In 2006, Xiao sent his finished manuscript to numerous publishers in China, but no one dared to publish it. After doing more research on editorial preferences, Xiao tried again, this time targeting a particular editor at the China Social Sciences Press. The editor responded enthusiastically to Xiao's manuscript, with its meticulous research and easy prose. He had the book printed by the end of the year. Just before its launch, however, in a rare last-minute intervention, censors banned the book from distribution.
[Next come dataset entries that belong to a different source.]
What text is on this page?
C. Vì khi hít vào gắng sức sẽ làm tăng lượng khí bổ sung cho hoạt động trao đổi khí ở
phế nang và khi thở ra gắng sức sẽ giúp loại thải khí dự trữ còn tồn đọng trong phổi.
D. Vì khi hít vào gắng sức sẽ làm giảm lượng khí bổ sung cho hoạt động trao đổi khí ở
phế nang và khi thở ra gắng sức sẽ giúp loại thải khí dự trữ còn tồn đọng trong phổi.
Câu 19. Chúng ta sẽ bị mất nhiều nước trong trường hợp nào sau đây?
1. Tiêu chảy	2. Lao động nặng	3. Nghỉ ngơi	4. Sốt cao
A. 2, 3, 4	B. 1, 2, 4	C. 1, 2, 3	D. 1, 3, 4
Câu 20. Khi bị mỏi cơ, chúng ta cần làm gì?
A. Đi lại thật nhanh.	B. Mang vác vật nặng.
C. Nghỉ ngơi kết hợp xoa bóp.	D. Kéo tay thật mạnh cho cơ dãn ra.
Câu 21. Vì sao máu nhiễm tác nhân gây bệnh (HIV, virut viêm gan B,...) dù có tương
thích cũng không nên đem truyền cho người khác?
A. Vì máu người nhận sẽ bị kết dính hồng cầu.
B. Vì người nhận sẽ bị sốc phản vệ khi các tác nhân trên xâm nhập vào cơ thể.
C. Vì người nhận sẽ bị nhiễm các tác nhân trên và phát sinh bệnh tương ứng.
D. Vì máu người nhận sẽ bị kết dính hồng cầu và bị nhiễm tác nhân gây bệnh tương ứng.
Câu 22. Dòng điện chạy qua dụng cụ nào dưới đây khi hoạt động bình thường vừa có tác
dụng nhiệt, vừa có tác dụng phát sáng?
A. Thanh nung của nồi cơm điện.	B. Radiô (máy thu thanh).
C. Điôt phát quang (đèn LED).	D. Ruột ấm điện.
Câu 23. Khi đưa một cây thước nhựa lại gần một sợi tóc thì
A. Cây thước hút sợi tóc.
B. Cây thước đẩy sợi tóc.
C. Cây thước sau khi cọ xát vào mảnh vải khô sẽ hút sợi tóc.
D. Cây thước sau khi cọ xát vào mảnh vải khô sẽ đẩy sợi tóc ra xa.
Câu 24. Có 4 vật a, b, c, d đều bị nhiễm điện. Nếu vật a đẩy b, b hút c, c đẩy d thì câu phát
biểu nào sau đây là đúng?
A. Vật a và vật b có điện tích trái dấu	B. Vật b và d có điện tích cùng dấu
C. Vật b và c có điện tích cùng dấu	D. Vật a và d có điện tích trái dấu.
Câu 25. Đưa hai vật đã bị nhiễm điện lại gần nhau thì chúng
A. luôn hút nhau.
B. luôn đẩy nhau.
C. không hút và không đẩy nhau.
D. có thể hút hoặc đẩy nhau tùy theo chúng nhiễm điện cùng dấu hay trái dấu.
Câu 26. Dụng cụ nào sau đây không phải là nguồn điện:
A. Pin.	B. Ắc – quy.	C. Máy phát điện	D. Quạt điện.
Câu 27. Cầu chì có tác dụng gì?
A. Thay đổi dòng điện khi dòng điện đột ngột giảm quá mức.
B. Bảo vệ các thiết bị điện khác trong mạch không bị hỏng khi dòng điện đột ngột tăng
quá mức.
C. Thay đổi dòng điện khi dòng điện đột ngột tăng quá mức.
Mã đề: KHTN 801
So what exactly did the censors fear in Xiao's book? Perhaps it was the wholesale acceptance of the value of individual rights, pluralism and democracy; and the author's use of these universal values to re-evaluate different periods of Chinese history. Perhaps they are uncomfortable with his strong condemnation of the First Emperor's violent conquests and repression, in contrast to the common wisdom of Chinese scholars that unification was for the greater good. Perhaps the Empress Dowager Cixi's house arrest of the reform-minded young Emperor Guanxu read too much like Deng Xiaoping's treatment of General Secretary Zhao Ziyang who had opposed his violent Tiananmen solution. While all of these are possible sources of their irritation, the most dangerous element to the censer's professionals was the uncompromising "attitude" of the author. He wrote as though there was no censorship, exhibiting an utter disregard for the "correct version of history" maintained by the Party's propaganda branch.
In 2009, this fascinating manuscript found its way to my publishing house in Hong Kong, where free press is protected by law. Regardless, the mainland State Security Ministry got wind of our plans to release the book and linked it to the task on hand of "upholding stability."They saw the publication as an attempt to "spoil" the sixtieth Anniversary Celebration of the People's Republic. The chief editor of Hunan Daily (where Xiao is a senior editor) was prompted to inquire into the publication. While he too could see no good reason why such a book should be wiped out, extreme pressure was put on Xiao to stop the presses, once again.
Sixty years after the founding of the People's Republic of China, with its precipitous ups and downs in wealth, and abrupt shifts in ideology and social norms, what has remained unchanged is the state's righteousness in demanding individual sacrifices, as though to prove the point of Xiao's book.
Xiao has decided to go ahead with the publication. He says, "The very sad fate of my grandfather, and the spirit of his choice of death over living as less than a human being, continues to give me encouragement."